Editor: How is the U.S. economy being injured by this ban? How large is the drone industry in the U.S.? Are commercial drones permitted overseas?

Schulman: One way to think about this is to imagine at the dawn of the Internet’s expansion into homes and offices that a federal agency proclaimed that commercial use was prohibited until it could figure out how to regulate all of the issues that might arise.  There would be no Amazon, no Google, no Yahoo, no Facebook – or these industry leaders would be foreign, not American, because our country would not have been first to market with its commercial innovations. In the U.S., which is historically the most entrepreneurial nation on the planet, we usually address regulatory issues once we understand how new technology will actually be used and what the problems actually are, rather than shutting down industries at the outset. With commercial drones, we seem to be taking exactly the opposite approach, holding back our domestic industries while our global competitors move forward. According to one industry estimate, the United States is losing $27.6 million in economic benefit for every day that the FAA fails to put its framework in place. The economic impact of this industry is expected to be $13.6 billion within the first three years, according to the Association for Unmanned Vehicle Systems International. Commercial use of the technology is already permitted in Australia, Canada, the United Kingdom and other countries in Europe, and that is where the commercial film crews are going, for example.

Editor: What does the future regulatory landscape look like?

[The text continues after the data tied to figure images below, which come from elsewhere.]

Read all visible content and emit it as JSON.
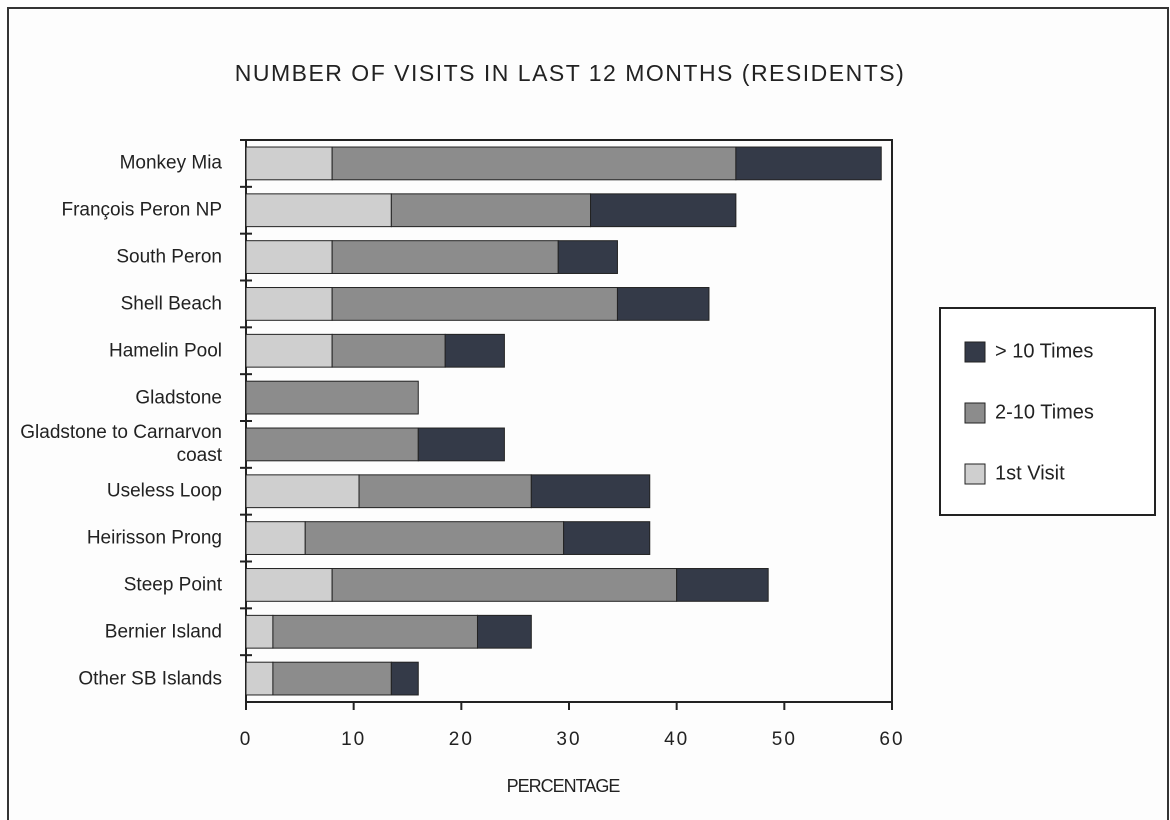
{
  "chart_data": {
    "type": "stacked-barh",
    "title": "NUMBER OF VISITS IN LAST 12 MONTHS (RESIDENTS)",
    "x_label": "PERCENTAGE",
    "categories": [
      "Monkey Mia",
      "François Peron NP",
      "South Peron",
      "Shell Beach",
      "Hamelin Pool",
      "Gladstone",
      "Gladstone to Carnarvon coast",
      "Useless Loop",
      "Heirisson Prong",
      "Steep Point",
      "Bernier Island",
      "Other SB Islands"
    ],
    "series": [
      {
        "name": "1st Visit",
        "color": "#cfcfcf",
        "values": [
          8,
          13.5,
          8,
          8,
          8,
          0,
          0,
          10.5,
          5.5,
          8,
          2.5,
          2.5
        ]
      },
      {
        "name": "2-10 Times",
        "color": "#8c8c8c",
        "values": [
          37.5,
          18.5,
          21,
          26.5,
          10.5,
          16,
          16,
          16,
          24,
          32,
          19,
          11
        ]
      },
      {
        "name": "> 10 Times",
        "color": "#343a48",
        "values": [
          13.5,
          13.5,
          5.5,
          8.5,
          5.5,
          0,
          8,
          11,
          8,
          8.5,
          5,
          2.5
        ]
      }
    ],
    "xlim": [
      0,
      60
    ],
    "xticks": [
      0,
      10,
      20,
      30,
      40,
      50,
      60
    ],
    "legend": "right"
  }
}
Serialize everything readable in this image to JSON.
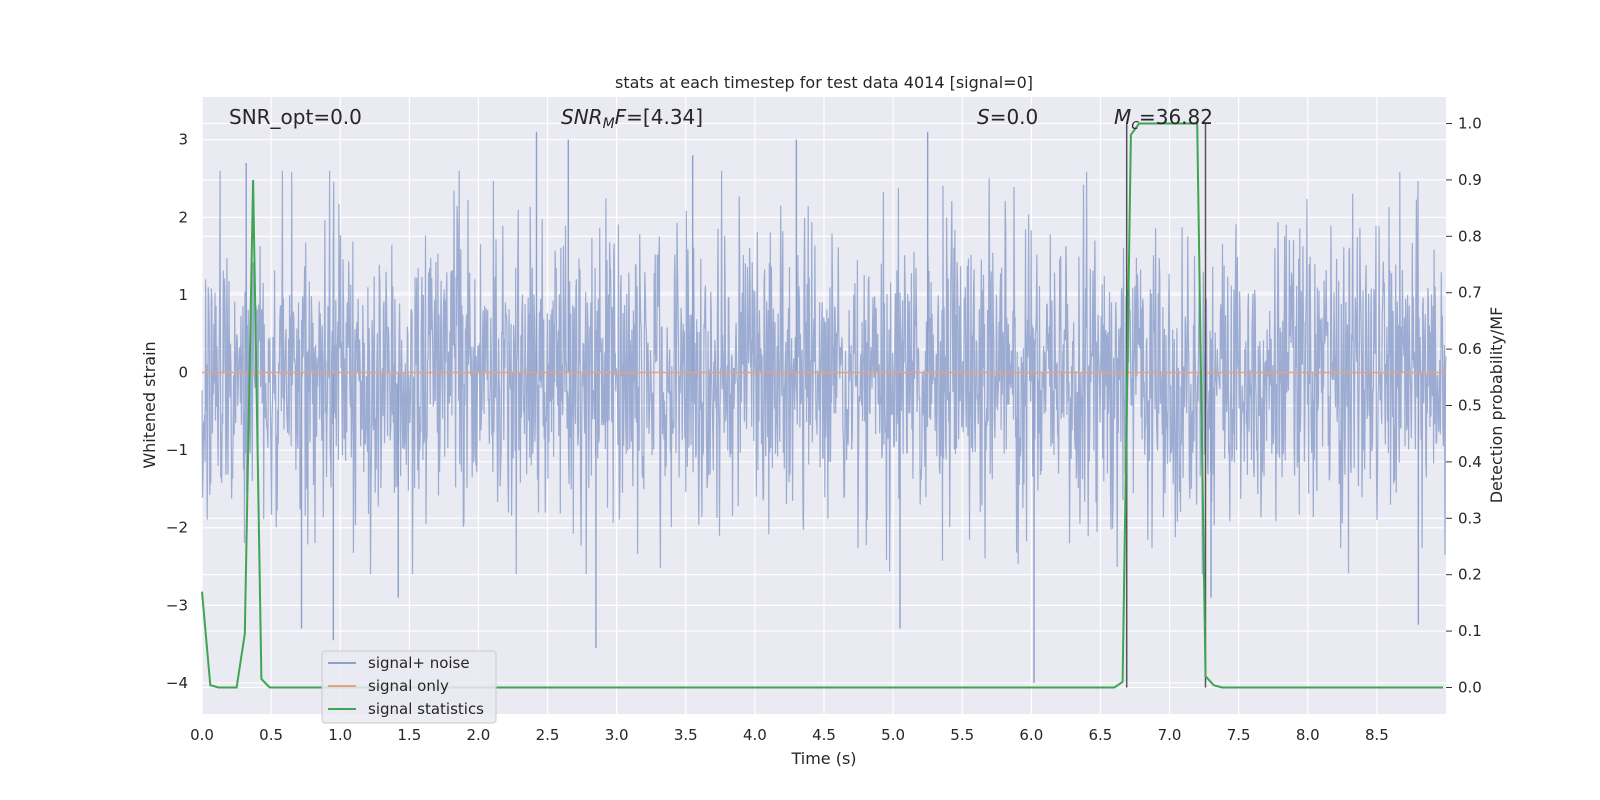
{
  "chart_data": {
    "type": "line",
    "title": "stats at each timestep for test data 4014 [signal=0]",
    "xlabel": "Time (s)",
    "ylabel": "Whitened strain",
    "y2label": "Detection probability/MF",
    "xlim": [
      0.0,
      9.0
    ],
    "ylim": [
      -4.4,
      3.55
    ],
    "y2lim": [
      -0.047,
      1.047
    ],
    "xticks": [
      0.0,
      0.5,
      1.0,
      1.5,
      2.0,
      2.5,
      3.0,
      3.5,
      4.0,
      4.5,
      5.0,
      5.5,
      6.0,
      6.5,
      7.0,
      7.5,
      8.0,
      8.5
    ],
    "xtick_labels": [
      "0.0",
      "0.5",
      "1.0",
      "1.5",
      "2.0",
      "2.5",
      "3.0",
      "3.5",
      "4.0",
      "4.5",
      "5.0",
      "5.5",
      "6.0",
      "6.5",
      "7.0",
      "7.5",
      "8.0",
      "8.5"
    ],
    "yticks": [
      -4,
      -3,
      -2,
      -1,
      0,
      1,
      2,
      3
    ],
    "ytick_labels": [
      "−4",
      "−3",
      "−2",
      "−1",
      "0",
      "1",
      "2",
      "3"
    ],
    "y2ticks": [
      0.0,
      0.1,
      0.2,
      0.3,
      0.4,
      0.5,
      0.6,
      0.7,
      0.8,
      0.9,
      1.0
    ],
    "y2tick_labels": [
      "0.0",
      "0.1",
      "0.2",
      "0.3",
      "0.4",
      "0.5",
      "0.6",
      "0.7",
      "0.8",
      "0.9",
      "1.0"
    ],
    "grid": true,
    "legend_position": "lower-left",
    "annotations": {
      "snr_opt": "SNR_opt=0.0",
      "snr_mf_main": "SNR",
      "snr_mf_sub": "M",
      "snr_mf_italic": "F",
      "snr_mf_rest": "=[4.34]",
      "s_italic": "S",
      "s_rest": "=0.0",
      "mc_main": "M",
      "mc_sub": "c",
      "mc_rest": "=36.82"
    },
    "series": [
      {
        "name": "signal+ noise",
        "color": "#8da0cb",
        "kind": "dense noise, amplitude roughly ±2, occasional spikes up to about 3.1 and down to about -4.0",
        "spikes": [
          {
            "x": 0.32,
            "y": 2.7
          },
          {
            "x": 0.72,
            "y": -3.3
          },
          {
            "x": 0.95,
            "y": -3.45
          },
          {
            "x": 1.42,
            "y": -2.9
          },
          {
            "x": 2.42,
            "y": 3.1
          },
          {
            "x": 2.85,
            "y": -3.55
          },
          {
            "x": 2.65,
            "y": 3.0
          },
          {
            "x": 4.3,
            "y": 3.0
          },
          {
            "x": 5.05,
            "y": -3.3
          },
          {
            "x": 5.25,
            "y": 3.1
          },
          {
            "x": 6.02,
            "y": -4.0
          },
          {
            "x": 8.8,
            "y": -3.25
          },
          {
            "x": 7.3,
            "y": -2.9
          },
          {
            "x": 3.55,
            "y": 2.8
          }
        ]
      },
      {
        "name": "signal only",
        "color": "#e5a27e",
        "x": [
          0.0,
          9.0
        ],
        "y": [
          0.0,
          0.0
        ]
      },
      {
        "name": "signal statistics",
        "color": "#3fa552",
        "axis": "right",
        "x": [
          0.0,
          0.06,
          0.12,
          0.18,
          0.25,
          0.31,
          0.37,
          0.43,
          0.49,
          0.55,
          0.61,
          6.6,
          6.66,
          6.72,
          6.78,
          6.84,
          6.9,
          7.2,
          7.26,
          7.32,
          7.38,
          7.44,
          8.98
        ],
        "y": [
          0.17,
          0.004,
          0.0,
          0.0,
          0.0,
          0.095,
          0.9,
          0.015,
          0.0,
          0.0,
          0.0,
          0.0,
          0.01,
          0.98,
          1.0,
          1.0,
          1.0,
          1.0,
          0.02,
          0.004,
          0.0,
          0.0,
          0.0
        ]
      }
    ],
    "vertical_lines": [
      {
        "x": 6.69,
        "color": "#555555"
      },
      {
        "x": 7.26,
        "color": "#555555"
      }
    ]
  }
}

Schulman: Congress last year required the FAA to integrate these technologies by 2015, but the agency is very far behind, and that goal will not be met. The FAA recently issued a “Roadmap” setting out its plans to integrate UAS into the airspace. The Roadmap suggests that larger drones will be integrated very slowly, over a decade or more. But smaller ones weighing under 55 pounds may see proposed regulations released next year.  That’s good news, but the Roadmap also suggests there may be a lot of burdensome regulation impeding the use of the technology, even in low-weight classifications and at low altitudes. That approach has the potential to stifle some really beneficial technology and may cause emerging UAS technology companies and venture capital to flee overseas.  Hopefully, through the notice and comment process, an overly burdensome regulatory approach ultimately will be avoided.